I worked overtime shifts as penance for the car cleaning and hadn’t been by the bar lately. But every shift I’d drive by, covering the center of town so I’d see her light on upstairs. I was unsure if I should call her or stop by because she’d told me not to. Made it clear she was off limits. When had I ever doubted myself with the ladies? I did with this one.

Even my fingers itched to text her. I should have, but I didn’t. Remington Kennedy twisted me up, forcing feelings I hadn’t felt since I first started pursuing girls in high school. Me, Evan Rooney, the self-proclaimed bachelor and hook-up king was feeling like the ultimate rookie here. I was no better than her ex, Ryder West.

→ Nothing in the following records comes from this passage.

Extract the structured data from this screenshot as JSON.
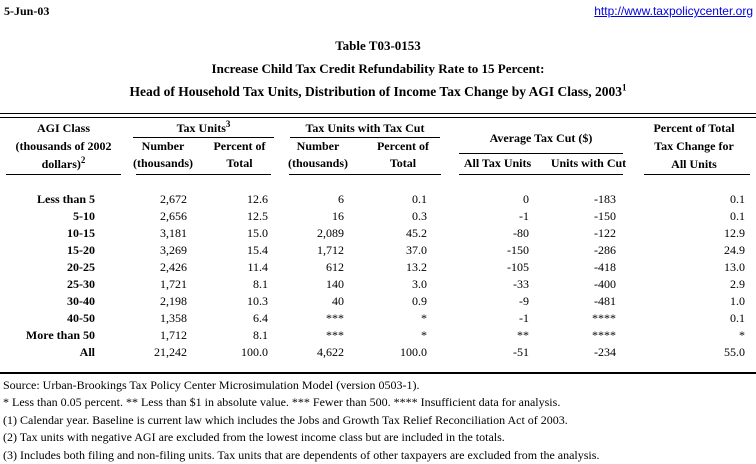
{
  "topbar": {
    "date": "5-Jun-03",
    "url": "http://www.taxpolicycenter.org"
  },
  "title": {
    "line1": "Table T03-0153",
    "line2": "Increase Child Tax Credit Refundability Rate to 15 Percent:",
    "line3": "Head of Household Tax Units, Distribution of Income Tax Change by AGI Class, 2003",
    "line3_sup": "1"
  },
  "table": {
    "agi_header": {
      "line1": "AGI Class",
      "line2": "(thousands of 2002",
      "line3": "dollars)",
      "sup": "2"
    },
    "group_tax_units": {
      "label": "Tax Units",
      "sup": "3"
    },
    "group_tax_units_with_cut": "Tax Units with Tax Cut",
    "group_avg_tax_cut": "Average Tax Cut ($)",
    "pct_header": {
      "line1": "Percent of Total",
      "line2": "Tax Change for",
      "line3": "All Units"
    },
    "sub": {
      "number_l1": "Number",
      "number_l2": "(thousands)",
      "percent_l1": "Percent of",
      "percent_l2": "Total",
      "all_tax_units": "All Tax Units",
      "units_with_cut": "Units with Cut"
    },
    "rows": [
      [
        "Less than 5",
        "2,672",
        "12.6",
        "6",
        "0.1",
        "0",
        "-183",
        "0.1"
      ],
      [
        "5-10",
        "2,656",
        "12.5",
        "16",
        "0.3",
        "-1",
        "-150",
        "0.1"
      ],
      [
        "10-15",
        "3,181",
        "15.0",
        "2,089",
        "45.2",
        "-80",
        "-122",
        "12.9"
      ],
      [
        "15-20",
        "3,269",
        "15.4",
        "1,712",
        "37.0",
        "-150",
        "-286",
        "24.9"
      ],
      [
        "20-25",
        "2,426",
        "11.4",
        "612",
        "13.2",
        "-105",
        "-418",
        "13.0"
      ],
      [
        "25-30",
        "1,721",
        "8.1",
        "140",
        "3.0",
        "-33",
        "-400",
        "2.9"
      ],
      [
        "30-40",
        "2,198",
        "10.3",
        "40",
        "0.9",
        "-9",
        "-481",
        "1.0"
      ],
      [
        "40-50",
        "1,358",
        "6.4",
        "***",
        "*",
        "-1",
        "****",
        "0.1"
      ],
      [
        "More than 50",
        "1,712",
        "8.1",
        "***",
        "*",
        "**",
        "****",
        "*"
      ],
      [
        "All",
        "21,242",
        "100.0",
        "4,622",
        "100.0",
        "-51",
        "-234",
        "55.0"
      ]
    ]
  },
  "footer": {
    "source": "Source: Urban-Brookings Tax Policy Center Microsimulation Model (version 0503-1).",
    "symbols": "* Less than 0.05 percent.  ** Less than $1 in absolute value. *** Fewer than 500.  **** Insufficient data for analysis.",
    "note1": "(1) Calendar year. Baseline is current law which includes the Jobs and Growth Tax Relief Reconciliation Act of 2003.",
    "note2": "(2) Tax units with negative AGI are excluded from the lowest income class but are included in the totals.",
    "note3": "(3) Includes both filing and non-filing units.  Tax units that are dependents of other taxpayers are excluded from the analysis."
  },
  "colors": {
    "link": "#0000E0",
    "text": "#000000",
    "background": "#FFFFFF"
  }
}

“I thought about calling you—or texting,” she murmured shyly.

“Little liar,” I teased.

“It never seemed the right time you know? One minute I would think I had this handled pretty well and then Ethan would have a poop explosion or a crying jag.” She blushed prettily, cupping one cheek as if she didn’t realize she was doing it. It was easy to forget we were talking about infant poop and tears. “I’m sorry.”

“No. It’s okay. I don’t know much about babies, but anytime you want to call you know you can, okay?” I’d never done anything like this before, and unless you counted getting grill-able food items to cook when Kristen would come over for dinner and a fuck. Even now that sounded bad, but that’s what it was and this was domestic, sweet, and leaving me wanting more—minus the shit of course.

“Yeah?” I got a half smile out of her and that was good enough for now.